We’ve made you wait; we’ve built the suspense – this year for longer than usual. And now, with 2024 drawing to a close, it’s time to deliver our biggest and best group test exercise.
This is Autocar’s annual Britain's Best Driver’s Car shootout: our 10 favourite new driver’s cars of the past 12 months, all brought together, driven for three days straight on both road and track and then scored by a panel of judges purely and simply on how much driver appeal they provide.
BBDC – still sometimes referred to as ‘Handling Day’ by our longer-serving reporters – is the highlight of the road tester’s year.
On no other occasion can we justify devoting so much of our attention, for so long, to a field of such interesting and appealing new cars. Any car good enough to rise to the top of such a field must be at least a bit special.

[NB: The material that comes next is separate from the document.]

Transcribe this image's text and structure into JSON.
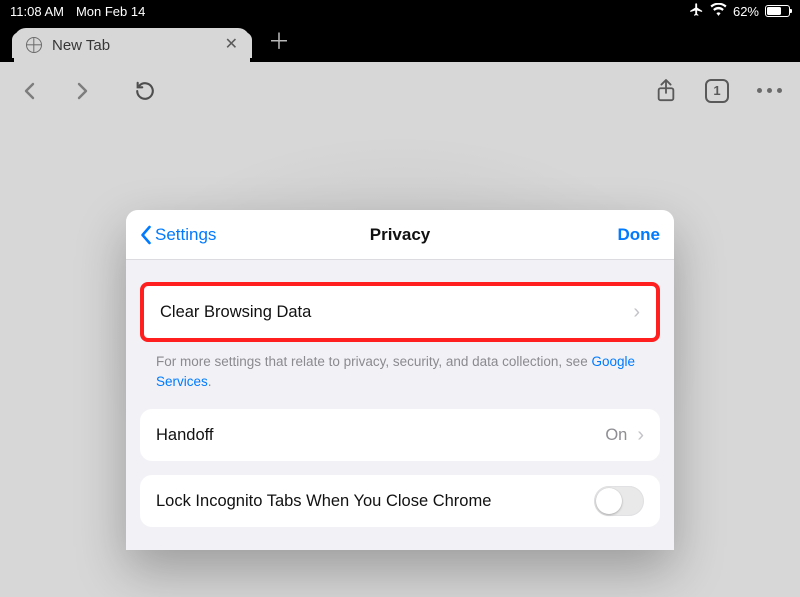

This year, our host for BBDC was Motorsport Vision’s singularly atmospheric Cadwell Park circuit in the heart of the Lincolnshire wolds. It was a change of venue for us but a very welcome one indeed, Lincolnshire’s mix of rising and arcing country roads combining with Cadwell’s celebrated fast, steep, sweeping bends to memorable effect.
A BBDC field typically includes 11 new cars, because the previous year’s winner customarily gets the chance to fall into the fray and attempt that singularly rare event in nearly four decades of the running of this contest: a successfully defended title.
But BBDC has always admitted only current production cars blooded and tested over the preceding 12 months, and our 2023 champion, the Lamborghini Huracán Sterrato, is now sadly out of production. Its successor – the petrol-electric Temerario – we may yet be able to include in next year’s event.
Before that, attention turns to a 2024 field with two EVs in it; two mid-engined supercars; three hot hatchbacks; two lightweight sports cars; and two big-hitting V8 engines, two turbo V6s and plenty of noisy three- and four-pots in between.